David was well enough to go back to Seattle Cancer Care Alliance in December, where his doctor was able to harvest enough stem cells for his transplant and three additional transplants, if needed. David became an inpatient at UW Medical Center for his transplant in February.

First he underwent Conditioning Therapy to remove any cancer cells remaining in his body. Traditionally, this is either high-dose chemotherapy and/or radiation therapy. David received a high dose of two chemotherapy drugs, amifostine and melphalan, at a higher than usual dose as part of a clinical trial to see if it would work better than the traditional (lower dose) of these two drugs normally used for autologous transplants. (Read more about this clinical trial.)

“The combination is well tolerated,” Bensinger says. David reported that the side effects weren’t too bad, and that he only got “kind of sick.”

David then received his transplant, the cells that had been harvested in abundance and cryopreserved (frozen) for transplantation. As his immune system recovered from the transplant, David spent nearly a month in the hospital, experiencing a few complications, but overall doing well.

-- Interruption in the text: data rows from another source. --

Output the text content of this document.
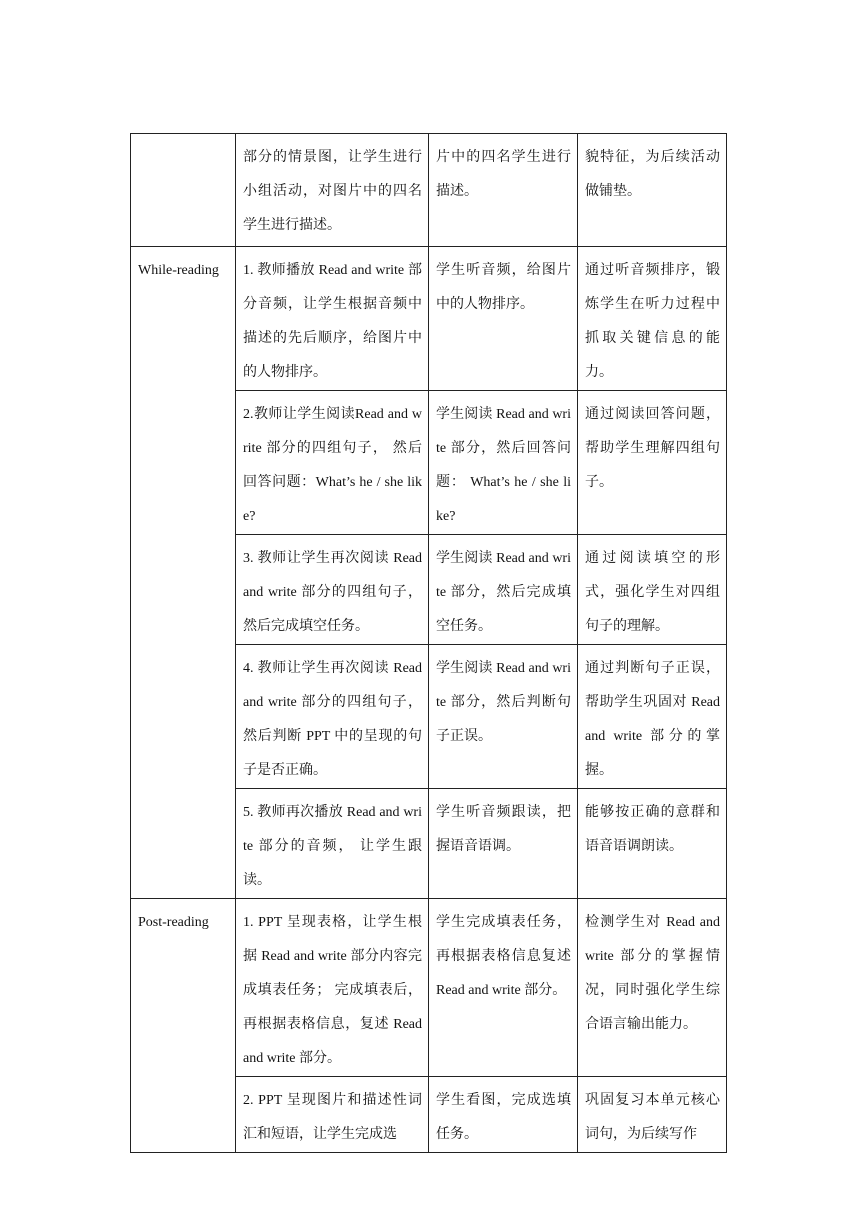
	部分的情景图，让学生进行小组活动，对图片中的四名学生进行描述。	片中的四名学生进行描述。	貌特征，为后续活动做铺垫。
While-reading	1. 教师播放 Read and write 部分音频，让学生根据音频中描述的先后顺序，给图片中的人物排序。	学生听音频，给图片中的人物排序。	通过听音频排序，锻炼学生在听力过程中抓取关键信息的能力。
	2.教师让学生阅读Read and write 部分的四组句子， 然后回答问题：What’s he / she like?	学生阅读 Read and write 部分，然后回答问题： What’s he / she like?	通过阅读回答问题，帮助学生理解四组句子。
	3. 教师让学生再次阅读 Read and write 部分的四组句子，然后完成填空任务。	学生阅读 Read and write 部分，然后完成填空任务。	通过阅读填空的形式，强化学生对四组句子的理解。
	4. 教师让学生再次阅读 Read and write 部分的四组句子，然后判断 PPT 中的呈现的句子是否正确。	学生阅读 Read and write 部分，然后判断句子正误。	通过判断句子正误，帮助学生巩固对 Read and write 部分的掌握。
	5. 教师再次播放 Read and write 部分的音频， 让学生跟读。	学生听音频跟读，把握语音语调。	能够按正确的意群和语音语调朗读。
Post-reading	1. PPT 呈现表格，让学生根据 Read and write 部分内容完成填表任务； 完成填表后，再根据表格信息，复述 Read and write 部分。	学生完成填表任务，再根据表格信息复述 Read and write 部分。	检测学生对 Read and write 部分的掌握情况，同时强化学生综合语言输出能力。
	2. PPT 呈现图片和描述性词汇和短语，让学生完成选	学生看图，完成选填任务。	巩固复习本单元核心词句，为后续写作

“The people at UW Medical Center and SCCA are wonderful. They explained everything and gave me everything I needed,” he says.


At home, David and his partner Nathalie Gigoux raise guide dog puppies and have two cats. David couldn’t handle the cats or litter for a long time, but by April, the protein marker for his cancer was down to .2 and he was able to have dogs in the house again.

He saw Dr. Bensinger every week in March and then every other week until June. After that, his follow-ups were just once a month. “My energy level came back quickly. Exercise helps a lot,” he says. “It was in June that I really started feeling better and I have felt like myself ever since.”

In July they took a cruise to Alaska and in August, a 3,800-mile solo motorcycle trip for three weeks to see his children in Colorado.

“It’ll never go away,” David explains. “Multiple myeloma is a chronic disease to be treated for life.”

David didn’t dwell on his testicular cancer because once treated it was done and gone. He never thought about a recurrence. But having multiple myeloma is harder to cope with since it doesn’t go away.

“I don’t have much choice, so I try not to dwell on it. The hardest part is going back to SCCA for checkups and being reminded of the disease. It’s good to come home and read, exercise, and raise the guide dog puppies,” David says.